10. Ethics in nursing

CHAPTER 10. Ethics in nursing

Megan-Jane Johnstone






NURSING AND ETHICS


Nurses at all levels and in all areas of practice are confronted every day with having to make morally relevant choices and to take action on the basis of these choices during the course of their work. This ‘everyday’ occurrence should not be taken to mean, however, that deciding and acting morally in nursing care contexts is simply a matter of habit or ‘daily routine’, and therefore as something trivial requiring little knowledge, skill or attention. As can be readily demonstrated, dealing with everyday ethical problems requires of decision makers an exquisite moral sensibility, ‘moral knowing’, moral imagination, life experience, virtue (e.g. compassion, empathy, kindness, integrity, care, ‘decency’), general ‘informedness’ (e.g. about law, social and cultural processes, human psychology and behaviour, politics), and a deep personal commitment to ‘doing what is right’. In some instances ‘being moral’ also requires political savvy and an ability (personal and professional) to overcome the many obstacles that may obstruct or prevent morally just outcomes from being achieved.


All aspects of nursing (e.g. education, practice, management, leadership and research) have a profound ethical dimension. The ethical dimension of nursing (to be distinguished from the legal and clinical dimensions of nursing) has as its focus the inherent moral demands to:




• promote human wellbeing and welfare


• balance the needs and significant moral interests of different people


• make reliable judgments on what constitutes morally ‘right’ and ‘wrong’conduct, and


• provide sound justifications for the decisions and actions taken on the basis of these judgments.

Members of the nursing profession cannot escape these demands or the stringent responsibilities they impose. One reason for this is that no nursing decision or action (however small or trivial) occurs in a moral vacuum, or is free of moral risk or consequence—even the most ‘ordinary’ of nursing actions can affect significantly the wellbeing, welfare and moral interests of others. This is so whether in a nursing education, practice, management, leadership or research setting.

Nursing codes of ethics around the world make clear that nurses have a stringent moral responsibility to promote and safeguard the wellbeing, welfare and moral interests of people needing and/or receiving nursing care (Fry & Johnstone 2008). These codes also variously recognise the responsibility of nurses to balance equally the needs and interests of different people in healthcare contexts. What is often not stated, however, is how nurses ought to fulfil their moral responsibilities to deal effectively with the many ethical issues they encounter on a day-to-day basis. ‘Dealing effectively’ with ethical issues in this instance includes being able to:


Dealing effectively with ethical issues in nursing also requires at least a rudimentary understanding of what nursing ethics is and its relationship to the broader field of Western-based bioethics.


WHAT IS NURSING ETHICS?


In advancing this discussion, it is important to first provide a brief definition of the notion of ‘nursing ethics’. Nursing ethics can be defined broadly as ‘the examination of all kinds of ethical and bioethical issues from the perspective of nursing theory and practice’ (Johnstone 2009:16). In turn, these issues rest on the agreed core concepts of nursing: person, culture, care, health, healing, environment, and nursing itself (i.e. what is it and what is its end or telos). In this regard then, nursing ethics is ‘not synonymous with (and indeed is much greater than) an ethic of care, although an ethic of care has an important place in the overall moral scheme of nursing and nursing ethics’ (Johnstone 2009:16).

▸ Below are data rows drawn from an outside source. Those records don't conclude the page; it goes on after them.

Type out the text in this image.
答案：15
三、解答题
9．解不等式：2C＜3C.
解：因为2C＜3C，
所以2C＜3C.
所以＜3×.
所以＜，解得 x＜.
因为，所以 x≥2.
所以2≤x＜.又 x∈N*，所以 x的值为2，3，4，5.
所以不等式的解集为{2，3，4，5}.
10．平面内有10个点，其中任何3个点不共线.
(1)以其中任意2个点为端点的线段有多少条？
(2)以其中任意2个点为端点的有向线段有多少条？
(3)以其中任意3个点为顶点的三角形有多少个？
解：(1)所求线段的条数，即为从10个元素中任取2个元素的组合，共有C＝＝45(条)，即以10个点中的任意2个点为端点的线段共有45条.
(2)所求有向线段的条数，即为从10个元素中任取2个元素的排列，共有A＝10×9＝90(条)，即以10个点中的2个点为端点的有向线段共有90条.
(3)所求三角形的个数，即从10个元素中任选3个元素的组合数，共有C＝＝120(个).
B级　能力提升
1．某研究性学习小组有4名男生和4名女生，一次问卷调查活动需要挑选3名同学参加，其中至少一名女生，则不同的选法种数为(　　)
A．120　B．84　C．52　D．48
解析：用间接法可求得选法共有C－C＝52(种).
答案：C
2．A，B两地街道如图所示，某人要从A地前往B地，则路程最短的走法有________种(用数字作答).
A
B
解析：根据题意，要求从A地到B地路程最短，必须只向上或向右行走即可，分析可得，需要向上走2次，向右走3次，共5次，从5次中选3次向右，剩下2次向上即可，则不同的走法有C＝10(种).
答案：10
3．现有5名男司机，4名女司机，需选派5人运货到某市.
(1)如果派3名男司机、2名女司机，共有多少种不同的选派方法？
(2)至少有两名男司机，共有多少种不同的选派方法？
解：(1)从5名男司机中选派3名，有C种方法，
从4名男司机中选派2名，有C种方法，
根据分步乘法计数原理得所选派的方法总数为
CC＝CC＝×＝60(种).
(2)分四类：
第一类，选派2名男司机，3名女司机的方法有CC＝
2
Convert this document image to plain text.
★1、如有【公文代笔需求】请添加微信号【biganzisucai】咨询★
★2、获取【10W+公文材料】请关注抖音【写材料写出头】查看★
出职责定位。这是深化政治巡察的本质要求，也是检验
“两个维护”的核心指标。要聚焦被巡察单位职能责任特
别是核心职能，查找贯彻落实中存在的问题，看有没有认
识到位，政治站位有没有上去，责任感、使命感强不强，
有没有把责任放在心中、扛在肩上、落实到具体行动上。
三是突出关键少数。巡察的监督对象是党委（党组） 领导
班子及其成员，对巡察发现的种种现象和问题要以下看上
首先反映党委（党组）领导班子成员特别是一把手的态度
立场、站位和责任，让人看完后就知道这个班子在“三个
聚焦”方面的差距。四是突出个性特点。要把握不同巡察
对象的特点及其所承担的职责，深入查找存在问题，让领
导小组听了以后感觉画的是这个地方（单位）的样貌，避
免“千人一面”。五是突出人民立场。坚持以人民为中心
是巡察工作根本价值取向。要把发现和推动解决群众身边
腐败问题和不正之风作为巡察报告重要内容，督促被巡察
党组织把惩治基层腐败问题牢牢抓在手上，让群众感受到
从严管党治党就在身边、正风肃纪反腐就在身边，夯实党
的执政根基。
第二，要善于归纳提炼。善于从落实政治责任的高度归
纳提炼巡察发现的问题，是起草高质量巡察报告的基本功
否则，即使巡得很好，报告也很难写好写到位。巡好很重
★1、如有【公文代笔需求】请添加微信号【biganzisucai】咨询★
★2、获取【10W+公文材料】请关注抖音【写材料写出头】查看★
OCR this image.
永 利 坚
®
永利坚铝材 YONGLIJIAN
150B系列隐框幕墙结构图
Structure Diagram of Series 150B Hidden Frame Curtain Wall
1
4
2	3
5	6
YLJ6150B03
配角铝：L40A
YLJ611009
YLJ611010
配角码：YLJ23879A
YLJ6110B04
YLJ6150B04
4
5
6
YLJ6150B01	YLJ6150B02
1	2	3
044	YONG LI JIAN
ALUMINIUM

Unlike other approaches to ethics, nursing ethics recognises the ‘distinctive voices’ that are nurses’, and emphasises the importance of collecting and recording nursing narratives and ‘stories from the field’ (Benner, 1991, Benner, 1994, Bishop and Scudder, 1990 and Parker, 1990). Collecting and collating stories from the field are regarded as important, since issues invariably emerge from these stories that extend far beyond the ‘paramount’ issues otherwise espoused by mainstream bioethics (to be identified shortly). Analyses of these stories tend to reveal not only a range of issues that are nurses’ ‘own’, but also a whole different configuration of language, concepts and metaphors for expressing them. As well, these stories often reveal issues that may have been overlooked or marginalised by broader bioethics discourse.

Given this, nursing ethics can also be described as ‘methodologically and substantively, inquiry from the point of view of nurses’ experiences’, with nurses’ experiences being taken as a more reliable starting point than other bioethics discourses (texts, practices and processes) from which to advance meaningful discussions on nursing ethics and the development of helpful processes for addressing ethical issues in nursing and related healthcare contexts (Johnstone 2009).


NURSING ETHICS AND ITS RELATIONSHIP WITH BIOETHICS


Contemporary nursing ethics has been profoundly influenced by the Western-based bioethics movement. Whether this influence has been advantageous to the development of nursing ethics, however, remains open to question.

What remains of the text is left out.